Tradition trifft Gegenwart: Wismarer Heringstage mit großem Umzug eröffnet
Pünktlich um 10 Uhr legte der Kutter am Alten Hafen in Wismar an, beladen mit dem sehnlichst erwarteten Gut: dem frischen Hering. Ohne diesen Fisch wären die Wismarer Heringstage schließlich undenkbar. Schnell wurde die kostbare Fracht von Bürgermeister Thomas Beyer, Landrat Tino Schomann sowie Köchen des Hanseatischen Köcheclubs Wismarbucht in Empfang genommen und auf traditionelle Holzkarren verladen.
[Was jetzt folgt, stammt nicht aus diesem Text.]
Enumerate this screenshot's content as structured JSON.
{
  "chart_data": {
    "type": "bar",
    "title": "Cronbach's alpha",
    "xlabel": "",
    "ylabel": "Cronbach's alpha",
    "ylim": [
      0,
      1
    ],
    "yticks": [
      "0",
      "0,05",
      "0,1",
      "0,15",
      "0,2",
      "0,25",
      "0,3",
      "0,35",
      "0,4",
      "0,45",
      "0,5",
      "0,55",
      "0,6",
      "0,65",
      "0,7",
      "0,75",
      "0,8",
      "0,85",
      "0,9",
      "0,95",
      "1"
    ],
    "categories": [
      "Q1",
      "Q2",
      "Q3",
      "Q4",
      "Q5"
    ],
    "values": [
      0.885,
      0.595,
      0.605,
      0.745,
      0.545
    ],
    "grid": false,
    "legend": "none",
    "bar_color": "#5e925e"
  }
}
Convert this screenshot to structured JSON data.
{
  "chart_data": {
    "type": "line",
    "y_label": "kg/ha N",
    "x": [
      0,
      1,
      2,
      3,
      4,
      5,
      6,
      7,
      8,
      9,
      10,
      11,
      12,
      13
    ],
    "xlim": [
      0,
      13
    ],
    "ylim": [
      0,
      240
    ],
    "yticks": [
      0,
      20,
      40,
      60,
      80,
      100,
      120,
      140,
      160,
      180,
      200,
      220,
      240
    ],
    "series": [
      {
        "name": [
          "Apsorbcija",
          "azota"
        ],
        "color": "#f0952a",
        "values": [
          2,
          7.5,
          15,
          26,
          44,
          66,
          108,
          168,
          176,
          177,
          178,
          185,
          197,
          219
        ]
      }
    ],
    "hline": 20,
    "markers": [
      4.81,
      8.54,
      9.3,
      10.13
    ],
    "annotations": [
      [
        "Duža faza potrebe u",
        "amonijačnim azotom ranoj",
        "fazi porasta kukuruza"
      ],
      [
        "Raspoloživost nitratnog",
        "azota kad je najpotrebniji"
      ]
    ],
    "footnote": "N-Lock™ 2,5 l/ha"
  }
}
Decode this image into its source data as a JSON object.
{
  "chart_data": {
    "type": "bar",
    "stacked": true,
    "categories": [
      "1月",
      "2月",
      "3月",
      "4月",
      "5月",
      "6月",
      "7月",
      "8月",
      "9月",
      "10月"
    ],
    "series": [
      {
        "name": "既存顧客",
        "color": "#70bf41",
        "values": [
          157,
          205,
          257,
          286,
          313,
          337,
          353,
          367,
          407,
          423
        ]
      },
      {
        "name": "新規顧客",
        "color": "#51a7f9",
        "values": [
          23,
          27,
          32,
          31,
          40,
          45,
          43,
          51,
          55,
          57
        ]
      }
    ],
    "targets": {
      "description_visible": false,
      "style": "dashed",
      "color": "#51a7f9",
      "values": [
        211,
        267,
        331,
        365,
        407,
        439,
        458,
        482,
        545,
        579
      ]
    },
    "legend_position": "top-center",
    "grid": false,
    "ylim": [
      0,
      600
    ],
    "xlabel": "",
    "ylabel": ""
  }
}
Festlicher Umzug mit historischem Flair
Mit dem Blasorchester Dorf Mecklenburg und dem Schützenverein Wismar an der Spitze setzte sich der bunte Zug in Bewegung, begleitet von zahlreichen Schaulustigen. Der Weg führte vom Alten Hafen direkt zum historischen Marktplatz, wo das große Heringsbraten beginnen sollte. Bereits vor der Mittagszeit ließen sich viele Fischfans den frisch angelandeten Fang schmecken.
Handwerker und Kaufleute steuern essentielle Zutaten bei
Zu einem gelungenen Heringsessen gehören jedoch mehr Zutaten als nur das „Silber des Meeres“. Entlang des Umzugs steuerten Wismars Handwerker und Kaufleute die notwendigen Beigaben bei:
- Das Fruchtkontor spendierte frische Zitronen und Dill
- Die Bäckerei Tilsen übergab Brot und Salz
- Die Konditorei Senf kreierte einen passenden Marzipanhering als Nachtisch
- Die amtierende Rapskönigin von Poel, Melanie Korkor, brachte Rapsöl zum Braten
- Galeria Wismar steuerte einen passenden Umtrunk bei
Mit allen Zutaten bestückt, konnte auf dem Marktplatz das traditionelle Heringsbraten beginnen.
23. Auflage erinnert an historische Bedeutung
Bereits zum 23. Mal finden die Heringstage auf Initiative des Hanseatischen Köcheclubs Wismarbucht statt. Sie erinnern an die einst große wirtschaftliche Bedeutung des Herings für die Region. Schon im elften Jahrhundert segelten Wismarer Fischer zur schwedischen Südwestküste, um Heringe zu fangen, diese zu konservieren und von Wismar aus nach ganz Europa zu exportieren.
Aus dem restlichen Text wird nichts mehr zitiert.